W czwartek rano policjantka zmierzająca na służbę zauważyła biegnącego za psem chłopczyka ubranego tylko w piżamkę. Malec wrócił już do mamy.
Do zdarzenia doszło rano (18 kwietnia). Policjantka z janowskiej komendy zmierzając do pracy zauważyła małego chłopca, jednak wokół nie było widać żadnych opiekunów. Obawiając się o życie i zdrowie malucha, funkcjonariuszka zabrała go na komisariat. Tam zajęli się nim policjanci. Od razu wzięli się także za ustalanie tożsamości chłopca i jego rodziców.
– Nie minęło dużo czasu, kiedy do dyżurnego przybiegła zdenerwowana kobieta, która szukała swojego synka. Z jej relacji wynikało, że kiedy spała w mieszkaniu, 3-letni syn otworzył sobie drzwi i wyszedł na zewnątrz za psem. Kiedy zorientowała się, że malca nie ma w domu, natychmiast wybiegła go szukać – informuje asp. szt. Faustyna Łazur z janowskiej komendy.
Trzylatek cały i zdrowy trafił pod opiekę mamy. W tym przypadku historia zakończyła się szczęśliwie, jednak policja apeluje do rodziców, by bardziej uważali na swoje pociechy.

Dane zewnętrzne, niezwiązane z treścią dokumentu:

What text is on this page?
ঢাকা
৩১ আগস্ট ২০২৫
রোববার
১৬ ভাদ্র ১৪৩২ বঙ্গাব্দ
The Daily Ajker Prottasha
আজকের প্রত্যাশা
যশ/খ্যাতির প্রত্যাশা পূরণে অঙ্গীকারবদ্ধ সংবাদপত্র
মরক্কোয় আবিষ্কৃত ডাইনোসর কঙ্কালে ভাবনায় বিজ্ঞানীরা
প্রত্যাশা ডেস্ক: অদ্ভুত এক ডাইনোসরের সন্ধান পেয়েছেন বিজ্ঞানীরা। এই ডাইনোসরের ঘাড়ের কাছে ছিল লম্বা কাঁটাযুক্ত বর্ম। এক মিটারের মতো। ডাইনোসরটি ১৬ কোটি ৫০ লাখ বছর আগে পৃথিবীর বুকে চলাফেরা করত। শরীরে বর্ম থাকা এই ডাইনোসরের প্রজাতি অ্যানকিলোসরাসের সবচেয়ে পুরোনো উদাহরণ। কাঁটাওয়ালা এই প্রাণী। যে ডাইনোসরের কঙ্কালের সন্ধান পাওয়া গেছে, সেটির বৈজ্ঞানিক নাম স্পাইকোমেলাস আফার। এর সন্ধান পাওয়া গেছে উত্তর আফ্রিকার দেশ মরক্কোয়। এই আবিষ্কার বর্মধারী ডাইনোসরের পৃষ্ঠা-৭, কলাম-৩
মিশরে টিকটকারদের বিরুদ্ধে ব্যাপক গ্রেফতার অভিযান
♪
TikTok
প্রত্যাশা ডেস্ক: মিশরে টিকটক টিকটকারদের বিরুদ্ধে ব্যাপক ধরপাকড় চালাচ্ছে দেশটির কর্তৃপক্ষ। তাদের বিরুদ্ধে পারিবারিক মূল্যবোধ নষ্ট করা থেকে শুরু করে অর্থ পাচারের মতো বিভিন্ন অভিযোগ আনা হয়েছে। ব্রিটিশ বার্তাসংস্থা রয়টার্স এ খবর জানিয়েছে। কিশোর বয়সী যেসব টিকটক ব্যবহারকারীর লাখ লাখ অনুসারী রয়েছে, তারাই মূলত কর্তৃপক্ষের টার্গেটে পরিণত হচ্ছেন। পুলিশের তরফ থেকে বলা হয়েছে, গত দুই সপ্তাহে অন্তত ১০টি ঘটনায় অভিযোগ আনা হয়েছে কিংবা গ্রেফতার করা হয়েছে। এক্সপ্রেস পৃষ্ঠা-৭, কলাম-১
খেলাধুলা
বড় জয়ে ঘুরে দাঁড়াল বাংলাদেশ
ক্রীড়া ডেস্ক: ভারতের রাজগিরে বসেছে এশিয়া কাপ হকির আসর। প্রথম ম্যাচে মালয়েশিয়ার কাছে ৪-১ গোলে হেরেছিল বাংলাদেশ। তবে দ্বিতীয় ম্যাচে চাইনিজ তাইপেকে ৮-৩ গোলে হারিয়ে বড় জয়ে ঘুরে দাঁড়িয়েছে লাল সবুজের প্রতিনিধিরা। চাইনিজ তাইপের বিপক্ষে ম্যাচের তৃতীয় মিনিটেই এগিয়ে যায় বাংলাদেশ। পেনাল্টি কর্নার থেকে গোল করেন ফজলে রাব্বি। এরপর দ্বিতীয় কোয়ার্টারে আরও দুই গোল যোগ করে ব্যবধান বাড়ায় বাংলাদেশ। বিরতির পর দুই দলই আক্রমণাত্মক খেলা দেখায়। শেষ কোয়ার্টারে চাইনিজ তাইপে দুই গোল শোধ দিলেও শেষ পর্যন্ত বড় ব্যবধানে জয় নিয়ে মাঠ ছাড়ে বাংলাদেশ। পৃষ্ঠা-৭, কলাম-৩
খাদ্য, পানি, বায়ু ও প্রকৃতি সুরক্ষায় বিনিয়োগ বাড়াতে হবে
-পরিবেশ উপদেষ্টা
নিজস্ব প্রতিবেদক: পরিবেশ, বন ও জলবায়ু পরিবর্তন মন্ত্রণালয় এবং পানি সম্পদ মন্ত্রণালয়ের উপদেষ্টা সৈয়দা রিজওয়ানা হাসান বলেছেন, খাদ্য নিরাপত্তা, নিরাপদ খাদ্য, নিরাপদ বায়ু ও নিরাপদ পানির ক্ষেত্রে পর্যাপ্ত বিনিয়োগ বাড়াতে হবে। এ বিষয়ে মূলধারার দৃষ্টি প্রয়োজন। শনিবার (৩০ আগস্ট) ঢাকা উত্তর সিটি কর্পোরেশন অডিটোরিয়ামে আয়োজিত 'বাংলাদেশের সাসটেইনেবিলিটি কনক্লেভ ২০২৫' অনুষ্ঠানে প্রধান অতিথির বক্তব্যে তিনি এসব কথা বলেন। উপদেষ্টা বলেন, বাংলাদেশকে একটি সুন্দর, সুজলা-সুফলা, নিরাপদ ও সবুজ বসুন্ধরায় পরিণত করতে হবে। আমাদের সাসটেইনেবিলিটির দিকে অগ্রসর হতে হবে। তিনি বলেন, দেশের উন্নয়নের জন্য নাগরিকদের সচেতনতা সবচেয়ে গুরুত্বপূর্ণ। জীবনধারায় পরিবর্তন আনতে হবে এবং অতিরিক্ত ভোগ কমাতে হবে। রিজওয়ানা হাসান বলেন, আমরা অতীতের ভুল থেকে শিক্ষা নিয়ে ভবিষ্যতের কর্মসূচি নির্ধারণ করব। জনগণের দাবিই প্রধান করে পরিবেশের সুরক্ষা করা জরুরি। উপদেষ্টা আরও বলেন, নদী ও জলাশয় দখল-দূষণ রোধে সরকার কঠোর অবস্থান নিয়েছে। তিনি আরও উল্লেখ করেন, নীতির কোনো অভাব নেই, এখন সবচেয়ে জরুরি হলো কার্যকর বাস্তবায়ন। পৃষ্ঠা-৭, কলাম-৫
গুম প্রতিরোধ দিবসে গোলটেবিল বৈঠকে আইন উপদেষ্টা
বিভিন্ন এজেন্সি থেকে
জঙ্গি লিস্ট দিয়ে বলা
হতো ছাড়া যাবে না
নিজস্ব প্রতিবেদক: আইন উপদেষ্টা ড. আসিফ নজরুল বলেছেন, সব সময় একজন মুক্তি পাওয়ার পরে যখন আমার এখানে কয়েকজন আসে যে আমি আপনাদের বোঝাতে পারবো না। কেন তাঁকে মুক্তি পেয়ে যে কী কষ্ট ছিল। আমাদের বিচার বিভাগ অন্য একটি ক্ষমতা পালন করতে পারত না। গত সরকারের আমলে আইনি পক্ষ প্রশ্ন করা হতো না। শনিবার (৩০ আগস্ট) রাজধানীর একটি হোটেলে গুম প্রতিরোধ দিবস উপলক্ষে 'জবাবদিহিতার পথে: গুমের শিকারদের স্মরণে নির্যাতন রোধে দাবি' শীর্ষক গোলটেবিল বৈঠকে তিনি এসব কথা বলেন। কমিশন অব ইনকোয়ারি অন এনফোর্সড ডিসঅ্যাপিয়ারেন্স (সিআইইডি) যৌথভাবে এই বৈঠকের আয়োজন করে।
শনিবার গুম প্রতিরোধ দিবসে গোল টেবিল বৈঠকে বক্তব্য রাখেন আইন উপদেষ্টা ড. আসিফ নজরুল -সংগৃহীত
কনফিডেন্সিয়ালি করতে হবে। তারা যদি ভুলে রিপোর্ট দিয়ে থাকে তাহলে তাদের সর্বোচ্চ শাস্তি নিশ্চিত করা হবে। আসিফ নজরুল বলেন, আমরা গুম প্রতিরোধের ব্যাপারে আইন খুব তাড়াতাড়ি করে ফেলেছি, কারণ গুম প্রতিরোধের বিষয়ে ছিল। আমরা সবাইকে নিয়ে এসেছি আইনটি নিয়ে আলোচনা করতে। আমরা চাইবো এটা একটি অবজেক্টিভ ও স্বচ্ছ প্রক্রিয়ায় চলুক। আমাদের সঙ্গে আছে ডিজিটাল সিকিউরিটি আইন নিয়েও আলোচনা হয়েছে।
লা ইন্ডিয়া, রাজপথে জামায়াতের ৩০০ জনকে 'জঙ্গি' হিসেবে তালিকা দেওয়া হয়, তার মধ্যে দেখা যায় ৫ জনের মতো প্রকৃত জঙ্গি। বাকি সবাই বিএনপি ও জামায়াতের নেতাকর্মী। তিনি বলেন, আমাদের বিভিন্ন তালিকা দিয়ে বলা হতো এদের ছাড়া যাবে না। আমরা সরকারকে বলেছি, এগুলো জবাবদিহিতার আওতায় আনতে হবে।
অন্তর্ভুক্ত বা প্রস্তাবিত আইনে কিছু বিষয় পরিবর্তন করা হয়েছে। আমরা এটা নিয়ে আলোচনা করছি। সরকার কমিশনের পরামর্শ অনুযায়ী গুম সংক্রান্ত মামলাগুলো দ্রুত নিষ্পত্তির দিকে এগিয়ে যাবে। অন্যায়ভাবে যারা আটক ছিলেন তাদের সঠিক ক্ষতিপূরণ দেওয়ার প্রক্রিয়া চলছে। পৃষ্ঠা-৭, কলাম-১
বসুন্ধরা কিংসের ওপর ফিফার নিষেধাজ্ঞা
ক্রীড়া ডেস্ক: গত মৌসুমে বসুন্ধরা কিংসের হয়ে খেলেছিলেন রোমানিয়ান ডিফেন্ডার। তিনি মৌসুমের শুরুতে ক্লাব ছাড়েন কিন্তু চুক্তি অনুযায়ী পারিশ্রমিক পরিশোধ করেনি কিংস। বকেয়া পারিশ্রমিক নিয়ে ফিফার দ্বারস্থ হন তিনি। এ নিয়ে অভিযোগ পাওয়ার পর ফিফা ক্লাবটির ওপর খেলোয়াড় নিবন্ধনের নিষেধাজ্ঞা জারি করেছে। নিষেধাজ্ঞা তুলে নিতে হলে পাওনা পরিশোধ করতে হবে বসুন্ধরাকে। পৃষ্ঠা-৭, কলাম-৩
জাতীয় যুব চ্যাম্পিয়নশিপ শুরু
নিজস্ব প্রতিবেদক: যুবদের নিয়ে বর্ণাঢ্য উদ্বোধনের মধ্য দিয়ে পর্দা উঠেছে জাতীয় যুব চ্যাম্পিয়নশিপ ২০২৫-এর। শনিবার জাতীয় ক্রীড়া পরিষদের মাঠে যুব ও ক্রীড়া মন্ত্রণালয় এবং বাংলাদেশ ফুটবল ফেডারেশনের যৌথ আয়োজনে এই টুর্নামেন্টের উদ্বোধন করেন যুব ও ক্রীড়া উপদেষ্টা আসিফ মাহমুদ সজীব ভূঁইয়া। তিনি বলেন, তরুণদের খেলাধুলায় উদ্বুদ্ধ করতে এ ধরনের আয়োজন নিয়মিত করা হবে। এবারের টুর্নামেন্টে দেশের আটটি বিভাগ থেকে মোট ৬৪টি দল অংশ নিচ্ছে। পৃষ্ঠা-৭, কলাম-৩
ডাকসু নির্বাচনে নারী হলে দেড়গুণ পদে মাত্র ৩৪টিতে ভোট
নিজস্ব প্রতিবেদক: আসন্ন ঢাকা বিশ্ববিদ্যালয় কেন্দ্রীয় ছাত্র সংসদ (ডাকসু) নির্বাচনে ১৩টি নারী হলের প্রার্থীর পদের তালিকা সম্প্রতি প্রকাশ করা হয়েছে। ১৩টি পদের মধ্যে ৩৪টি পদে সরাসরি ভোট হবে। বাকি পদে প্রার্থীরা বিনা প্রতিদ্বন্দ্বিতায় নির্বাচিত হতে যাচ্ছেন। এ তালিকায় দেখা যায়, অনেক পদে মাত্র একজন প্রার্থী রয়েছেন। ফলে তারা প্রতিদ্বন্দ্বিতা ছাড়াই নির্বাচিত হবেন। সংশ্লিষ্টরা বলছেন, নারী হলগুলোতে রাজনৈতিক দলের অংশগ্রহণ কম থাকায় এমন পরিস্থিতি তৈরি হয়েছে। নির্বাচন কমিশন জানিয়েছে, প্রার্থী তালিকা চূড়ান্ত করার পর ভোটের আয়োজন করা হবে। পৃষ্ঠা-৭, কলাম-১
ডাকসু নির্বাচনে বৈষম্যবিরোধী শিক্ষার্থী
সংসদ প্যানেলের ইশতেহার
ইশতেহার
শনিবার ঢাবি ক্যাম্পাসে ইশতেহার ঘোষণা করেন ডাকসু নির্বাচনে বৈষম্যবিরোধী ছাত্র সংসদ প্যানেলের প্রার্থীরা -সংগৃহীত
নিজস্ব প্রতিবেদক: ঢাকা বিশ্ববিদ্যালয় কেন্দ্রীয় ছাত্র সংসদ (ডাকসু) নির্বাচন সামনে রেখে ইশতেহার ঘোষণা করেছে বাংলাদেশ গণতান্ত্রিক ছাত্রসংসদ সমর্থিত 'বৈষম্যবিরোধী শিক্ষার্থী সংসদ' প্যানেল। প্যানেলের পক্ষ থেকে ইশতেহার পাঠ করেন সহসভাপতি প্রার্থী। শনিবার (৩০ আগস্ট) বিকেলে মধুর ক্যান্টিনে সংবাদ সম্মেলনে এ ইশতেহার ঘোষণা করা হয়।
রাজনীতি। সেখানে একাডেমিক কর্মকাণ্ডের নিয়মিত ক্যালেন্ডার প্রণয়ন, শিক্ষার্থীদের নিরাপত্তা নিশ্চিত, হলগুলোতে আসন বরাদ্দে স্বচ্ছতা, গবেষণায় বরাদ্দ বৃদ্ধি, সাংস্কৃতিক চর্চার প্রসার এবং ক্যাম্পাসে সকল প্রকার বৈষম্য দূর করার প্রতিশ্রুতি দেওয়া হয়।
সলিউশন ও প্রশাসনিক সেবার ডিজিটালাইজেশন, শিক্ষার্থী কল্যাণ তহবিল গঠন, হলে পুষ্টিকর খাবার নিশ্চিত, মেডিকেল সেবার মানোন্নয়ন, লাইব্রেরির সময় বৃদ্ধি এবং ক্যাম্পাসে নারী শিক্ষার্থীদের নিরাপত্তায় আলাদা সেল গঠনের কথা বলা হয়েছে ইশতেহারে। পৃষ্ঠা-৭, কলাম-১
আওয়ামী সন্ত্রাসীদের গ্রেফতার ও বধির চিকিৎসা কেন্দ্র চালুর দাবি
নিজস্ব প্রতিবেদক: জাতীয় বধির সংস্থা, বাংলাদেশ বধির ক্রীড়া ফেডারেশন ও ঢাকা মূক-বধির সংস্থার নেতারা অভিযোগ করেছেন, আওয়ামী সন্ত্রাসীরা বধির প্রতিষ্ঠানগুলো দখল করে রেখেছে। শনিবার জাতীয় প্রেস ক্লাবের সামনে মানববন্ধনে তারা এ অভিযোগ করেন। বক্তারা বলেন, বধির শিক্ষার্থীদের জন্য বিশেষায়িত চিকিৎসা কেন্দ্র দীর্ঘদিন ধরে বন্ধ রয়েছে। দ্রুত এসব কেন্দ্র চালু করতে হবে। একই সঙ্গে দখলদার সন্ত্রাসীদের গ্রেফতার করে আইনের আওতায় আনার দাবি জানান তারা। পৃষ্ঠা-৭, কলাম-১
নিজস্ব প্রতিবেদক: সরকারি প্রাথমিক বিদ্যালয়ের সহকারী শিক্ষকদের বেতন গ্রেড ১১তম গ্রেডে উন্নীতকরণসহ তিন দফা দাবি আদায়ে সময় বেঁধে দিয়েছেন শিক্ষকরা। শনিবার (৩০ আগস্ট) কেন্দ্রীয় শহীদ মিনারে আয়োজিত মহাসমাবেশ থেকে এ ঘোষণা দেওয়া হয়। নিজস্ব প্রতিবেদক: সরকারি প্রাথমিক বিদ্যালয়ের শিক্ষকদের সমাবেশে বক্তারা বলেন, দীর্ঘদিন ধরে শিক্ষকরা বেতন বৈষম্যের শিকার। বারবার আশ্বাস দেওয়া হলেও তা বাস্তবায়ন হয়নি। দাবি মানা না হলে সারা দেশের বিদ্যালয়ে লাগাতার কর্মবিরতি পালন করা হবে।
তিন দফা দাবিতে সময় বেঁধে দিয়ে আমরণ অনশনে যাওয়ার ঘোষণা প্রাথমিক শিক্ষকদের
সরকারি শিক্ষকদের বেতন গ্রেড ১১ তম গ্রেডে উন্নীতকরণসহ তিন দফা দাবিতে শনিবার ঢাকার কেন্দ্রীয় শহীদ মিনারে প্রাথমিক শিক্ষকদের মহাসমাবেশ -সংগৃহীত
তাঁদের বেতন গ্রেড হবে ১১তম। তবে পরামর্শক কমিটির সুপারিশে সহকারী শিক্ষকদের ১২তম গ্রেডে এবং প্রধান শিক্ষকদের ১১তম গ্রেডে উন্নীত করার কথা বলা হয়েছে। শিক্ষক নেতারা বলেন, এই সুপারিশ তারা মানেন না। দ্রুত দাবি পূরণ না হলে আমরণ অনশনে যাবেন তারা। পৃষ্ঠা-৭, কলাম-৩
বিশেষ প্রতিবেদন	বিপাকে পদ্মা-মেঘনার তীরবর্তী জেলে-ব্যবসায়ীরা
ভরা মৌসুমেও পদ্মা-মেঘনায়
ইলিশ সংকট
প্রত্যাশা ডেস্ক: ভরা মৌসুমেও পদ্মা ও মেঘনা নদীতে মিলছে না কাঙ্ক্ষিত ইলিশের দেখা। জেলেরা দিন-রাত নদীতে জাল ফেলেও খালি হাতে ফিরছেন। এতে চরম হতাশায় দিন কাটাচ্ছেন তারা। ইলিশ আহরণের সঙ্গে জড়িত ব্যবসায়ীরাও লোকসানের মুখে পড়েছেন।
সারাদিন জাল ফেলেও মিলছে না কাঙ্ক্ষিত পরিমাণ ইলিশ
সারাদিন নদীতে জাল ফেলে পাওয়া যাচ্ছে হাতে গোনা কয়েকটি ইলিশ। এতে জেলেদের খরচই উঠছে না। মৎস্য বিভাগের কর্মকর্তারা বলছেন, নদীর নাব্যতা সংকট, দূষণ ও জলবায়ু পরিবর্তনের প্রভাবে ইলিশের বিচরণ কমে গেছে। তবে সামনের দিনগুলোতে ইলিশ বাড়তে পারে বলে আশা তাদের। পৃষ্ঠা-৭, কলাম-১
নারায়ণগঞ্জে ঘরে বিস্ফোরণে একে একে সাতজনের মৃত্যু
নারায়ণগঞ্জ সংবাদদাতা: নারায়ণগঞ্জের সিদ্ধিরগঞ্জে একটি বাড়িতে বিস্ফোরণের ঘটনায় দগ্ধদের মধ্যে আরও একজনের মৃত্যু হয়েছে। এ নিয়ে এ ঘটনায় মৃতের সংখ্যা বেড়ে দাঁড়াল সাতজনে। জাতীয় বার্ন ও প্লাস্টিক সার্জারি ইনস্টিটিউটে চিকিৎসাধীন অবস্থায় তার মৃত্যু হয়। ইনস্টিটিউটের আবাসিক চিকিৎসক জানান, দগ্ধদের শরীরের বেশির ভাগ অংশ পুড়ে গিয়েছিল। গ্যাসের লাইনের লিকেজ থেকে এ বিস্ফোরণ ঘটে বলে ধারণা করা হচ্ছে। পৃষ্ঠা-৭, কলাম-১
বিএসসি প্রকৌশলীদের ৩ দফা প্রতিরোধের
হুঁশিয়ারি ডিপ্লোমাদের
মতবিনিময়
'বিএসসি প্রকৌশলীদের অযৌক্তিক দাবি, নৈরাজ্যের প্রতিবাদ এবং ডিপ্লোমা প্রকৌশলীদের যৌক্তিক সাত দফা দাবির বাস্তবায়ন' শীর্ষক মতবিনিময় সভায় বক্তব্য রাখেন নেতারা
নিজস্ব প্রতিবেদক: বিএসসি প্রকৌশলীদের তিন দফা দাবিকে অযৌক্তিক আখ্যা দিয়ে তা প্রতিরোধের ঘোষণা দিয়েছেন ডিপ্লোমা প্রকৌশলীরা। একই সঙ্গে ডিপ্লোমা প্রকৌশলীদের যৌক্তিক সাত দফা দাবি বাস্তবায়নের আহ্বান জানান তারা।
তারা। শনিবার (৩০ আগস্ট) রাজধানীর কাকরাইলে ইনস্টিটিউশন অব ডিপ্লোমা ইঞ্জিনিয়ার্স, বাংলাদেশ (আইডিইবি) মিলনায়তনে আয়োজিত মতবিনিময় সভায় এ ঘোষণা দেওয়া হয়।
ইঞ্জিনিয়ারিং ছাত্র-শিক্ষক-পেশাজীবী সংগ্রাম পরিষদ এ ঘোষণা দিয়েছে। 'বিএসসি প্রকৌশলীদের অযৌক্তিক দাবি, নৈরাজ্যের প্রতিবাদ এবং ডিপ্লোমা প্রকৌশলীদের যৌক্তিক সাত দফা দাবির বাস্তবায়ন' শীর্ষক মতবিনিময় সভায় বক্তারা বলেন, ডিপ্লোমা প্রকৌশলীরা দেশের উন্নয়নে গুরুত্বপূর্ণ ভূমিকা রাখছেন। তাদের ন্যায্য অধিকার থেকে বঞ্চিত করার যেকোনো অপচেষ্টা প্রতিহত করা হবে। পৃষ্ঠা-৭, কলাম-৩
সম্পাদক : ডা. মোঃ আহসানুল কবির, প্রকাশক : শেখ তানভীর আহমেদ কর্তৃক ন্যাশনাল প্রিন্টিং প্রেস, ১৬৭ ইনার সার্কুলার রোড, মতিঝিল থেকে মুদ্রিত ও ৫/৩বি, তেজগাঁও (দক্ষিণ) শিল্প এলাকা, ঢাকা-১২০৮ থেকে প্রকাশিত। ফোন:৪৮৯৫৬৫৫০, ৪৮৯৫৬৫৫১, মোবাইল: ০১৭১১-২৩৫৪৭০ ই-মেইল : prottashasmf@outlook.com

– Należy właściwie zabezpieczać drzwi czy okna, aby dziecko nie mogło samodzielnie wyjść. Samo narażone jest na różne niebezpieczeństwa. Nie trudno w takich sytuacjach o tragedię. Ponadto, jeśli jesteśmy świadkami zdarzenia i widzimy, że dziecko znajduje się bez należytej opieki, spróbujmy nawiązać kontakt z rodzicami lub poinformujmy o takiej sytuacji odpowiednie służby, dzwoniąc na numer alarmowy 112 – przypomina Łazur.